Another Musk-Twitter Sideshow Reminds That Which Email Address You Use Matters
The headline-generating Twitter-Musk saga has caused the Court’s rapid-fire issuance of more than 30 letters and memorandum opinions. Others have already been discussed on this blog. Another among them is notable for the Court’s consideration of whether Elon Musk waived privilege by sending and receiving otherwise privileged communications about the Twitter acquisition using his Tesla and SpaceX email addresses. This brief decision is an important reminder that yes, it does matter which email address you use to communicate about otherwise privileged matters.

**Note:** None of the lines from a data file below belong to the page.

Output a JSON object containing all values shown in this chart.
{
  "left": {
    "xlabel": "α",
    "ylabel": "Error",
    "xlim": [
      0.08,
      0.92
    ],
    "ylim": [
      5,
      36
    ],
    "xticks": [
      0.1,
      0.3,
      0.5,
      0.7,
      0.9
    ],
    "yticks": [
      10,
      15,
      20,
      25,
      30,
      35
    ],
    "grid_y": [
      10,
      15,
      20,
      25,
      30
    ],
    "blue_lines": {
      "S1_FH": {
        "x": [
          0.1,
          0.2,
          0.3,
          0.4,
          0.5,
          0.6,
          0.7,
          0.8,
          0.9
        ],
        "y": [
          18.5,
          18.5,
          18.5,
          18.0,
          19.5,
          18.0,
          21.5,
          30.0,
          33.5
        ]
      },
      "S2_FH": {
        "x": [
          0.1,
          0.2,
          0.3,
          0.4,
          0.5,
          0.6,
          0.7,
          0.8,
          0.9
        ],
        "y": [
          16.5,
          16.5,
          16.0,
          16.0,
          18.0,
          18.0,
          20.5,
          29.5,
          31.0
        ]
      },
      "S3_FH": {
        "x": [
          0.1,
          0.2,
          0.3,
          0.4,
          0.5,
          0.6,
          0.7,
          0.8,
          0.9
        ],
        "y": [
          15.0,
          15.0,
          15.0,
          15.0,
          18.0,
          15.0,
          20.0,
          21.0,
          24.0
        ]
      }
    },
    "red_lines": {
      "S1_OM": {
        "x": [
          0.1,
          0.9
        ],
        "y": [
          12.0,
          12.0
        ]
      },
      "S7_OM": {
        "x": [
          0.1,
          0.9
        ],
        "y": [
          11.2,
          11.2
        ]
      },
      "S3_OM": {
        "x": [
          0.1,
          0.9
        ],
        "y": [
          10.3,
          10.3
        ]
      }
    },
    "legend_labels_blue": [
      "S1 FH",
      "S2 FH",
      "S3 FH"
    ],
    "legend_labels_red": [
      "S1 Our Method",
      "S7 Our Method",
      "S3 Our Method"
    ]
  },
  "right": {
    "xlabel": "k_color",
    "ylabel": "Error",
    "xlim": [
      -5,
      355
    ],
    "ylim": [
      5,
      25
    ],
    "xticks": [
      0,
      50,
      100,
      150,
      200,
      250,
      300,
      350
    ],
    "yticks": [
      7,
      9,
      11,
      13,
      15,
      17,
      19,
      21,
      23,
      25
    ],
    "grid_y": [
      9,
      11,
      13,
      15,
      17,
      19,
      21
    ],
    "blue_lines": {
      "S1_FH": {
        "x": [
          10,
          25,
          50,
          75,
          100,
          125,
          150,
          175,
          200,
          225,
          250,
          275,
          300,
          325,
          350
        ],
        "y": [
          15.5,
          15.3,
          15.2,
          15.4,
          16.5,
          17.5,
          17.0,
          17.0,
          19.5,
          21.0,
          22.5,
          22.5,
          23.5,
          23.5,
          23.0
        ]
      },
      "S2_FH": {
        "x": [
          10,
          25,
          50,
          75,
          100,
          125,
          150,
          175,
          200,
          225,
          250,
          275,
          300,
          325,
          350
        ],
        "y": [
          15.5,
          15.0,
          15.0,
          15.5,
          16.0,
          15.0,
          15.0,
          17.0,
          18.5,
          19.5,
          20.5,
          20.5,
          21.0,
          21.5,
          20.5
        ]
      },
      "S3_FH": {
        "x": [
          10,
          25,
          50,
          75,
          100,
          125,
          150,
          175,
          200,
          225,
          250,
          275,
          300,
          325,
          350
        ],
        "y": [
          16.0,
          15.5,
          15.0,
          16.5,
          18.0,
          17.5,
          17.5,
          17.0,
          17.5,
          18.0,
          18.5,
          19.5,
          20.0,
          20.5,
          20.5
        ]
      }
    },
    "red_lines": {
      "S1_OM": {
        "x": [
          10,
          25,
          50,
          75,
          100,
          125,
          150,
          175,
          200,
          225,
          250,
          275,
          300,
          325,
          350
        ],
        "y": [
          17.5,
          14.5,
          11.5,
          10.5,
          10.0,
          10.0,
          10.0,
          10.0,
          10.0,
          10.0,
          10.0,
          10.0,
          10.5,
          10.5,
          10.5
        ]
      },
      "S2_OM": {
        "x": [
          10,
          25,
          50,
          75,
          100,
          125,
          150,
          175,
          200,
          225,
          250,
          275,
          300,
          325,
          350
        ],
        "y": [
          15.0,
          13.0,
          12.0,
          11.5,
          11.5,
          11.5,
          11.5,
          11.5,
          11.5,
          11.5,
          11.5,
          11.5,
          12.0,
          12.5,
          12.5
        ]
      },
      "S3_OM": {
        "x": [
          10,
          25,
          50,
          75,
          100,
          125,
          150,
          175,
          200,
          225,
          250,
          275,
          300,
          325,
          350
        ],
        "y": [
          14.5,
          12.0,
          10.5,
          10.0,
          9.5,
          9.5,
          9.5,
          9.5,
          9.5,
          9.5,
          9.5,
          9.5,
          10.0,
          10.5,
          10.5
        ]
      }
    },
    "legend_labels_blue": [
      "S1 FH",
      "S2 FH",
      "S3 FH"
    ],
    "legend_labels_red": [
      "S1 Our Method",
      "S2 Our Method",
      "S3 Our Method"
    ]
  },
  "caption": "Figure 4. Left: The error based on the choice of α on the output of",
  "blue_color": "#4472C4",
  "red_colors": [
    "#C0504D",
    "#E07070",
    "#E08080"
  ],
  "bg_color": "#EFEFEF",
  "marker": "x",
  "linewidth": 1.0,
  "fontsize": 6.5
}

As the Court often puts it, familiarity with the background of this dispute is assumed. For purposes of this discussion, only a few facts are critical:
- Musk serves as CEO of entities that are uninvolved third parties vis-à-vis his dispute with Twitter;
- Musk used email addresses he has on those other businesses’ email servers to circulate privileged information regarding the Twitter acquisition;
- Musk withheld those communications as privileged and did not produce them to Twitter; and
- Twitter sought to compel production of those emails, arguing that the attorney-client privilege had been waived due to Musk’s use of those other businesses’ email servers.
Delaware’s relevant evidentiary rules limit attorney-client communications to those that are “confidential.” This has “subjective and objective aspects”; a “subjective expectation of confidentiality must be objectively reasonable under the circumstances.” This is a fact-intensive analysis, and the burden is on the party claiming that privilege applies (here, Musk).
When it comes to assessing whether one should reasonably believe that their communications are “confidential” on a particular corporate email server, the Delaware courts apply the Asia Global four-factor test (so-named for a 2005 S.D.N.Y. bankruptcy court decision). These ask whether the corporate entity: (1) maintains a policy banning personal use; (2) monitors the email; (3) grants access to third parties; or (4) notifies employees of these policies. The first is the “dominant” factor, although none is dispositive.
After submission of affidavits providing the details of the relevant corporate email policies, Musk prevailed. The Court found that Musk had an “objectively reasonable” expectation of privacy under the circumstances. Among other things, the affidavits reinforced that email policies existed and limited the monitoring of employee emails on the relevant servers. Further, those affidavits evidenced that as to Musk specifically, “no one” was permitted to access his accounts without consent. On these facts, Twitter’s motion was denied. Others, as previously discussed on this blog, have not been as fortunate.
Key takeaways
Again: which email you use matters.
- Elon Musk is a unique figure, but these circumstances are not. Many people use corporate email addresses for personal matters without adequate consideration of these issues. Many others hold multiple corporate positions, but rely heavily on one email address rather than using different email addresses for different roles. Individuals facing these circumstances would be wise to consider the pertinent policies with the benefit of counsel and determine the best path forward (e.g., use of multiple and distinct email accounts for different roles).
Emails, like diamonds, are forever.
- As a colleague of mine rightly says, “e-mail is better known as ‘eternal’ mail.” It should be treated accordingly: with caution. Ask yourself if you’d like to see an email again in the future. If not, reconsider. What seems funny now may seem less so in a future deposition.
Privilege is not absolute.
- As this case reminds, privilege assertions get tested. This can happen for a variety of reasons, including the waiver arguments that Musk faced. The scope of a potential waiver can be sweeping, depending on the circumstances. Periodic training on the contours of privilege can be helpful in helping directors, officers, and executives navigate these issues and assess their risks accordingly (e.g., assessing the likelihood that a particularly message is, in fact, privileged).
Companies should consider their email policies periodically.
- Decisions applying Asia Global reinforce the import of corporate policies and practices regarding their email servers. Entities facing these decisions should discuss with counsel the best path forward, which requires balancing users’ confidentiality expectations and wishes against the corporate need to review and/or monitor email.
This post is as of the posting date stated above. Sidley Austin LLP assumes no duty to update this post or post about any subsequent developments having a bearing on this post.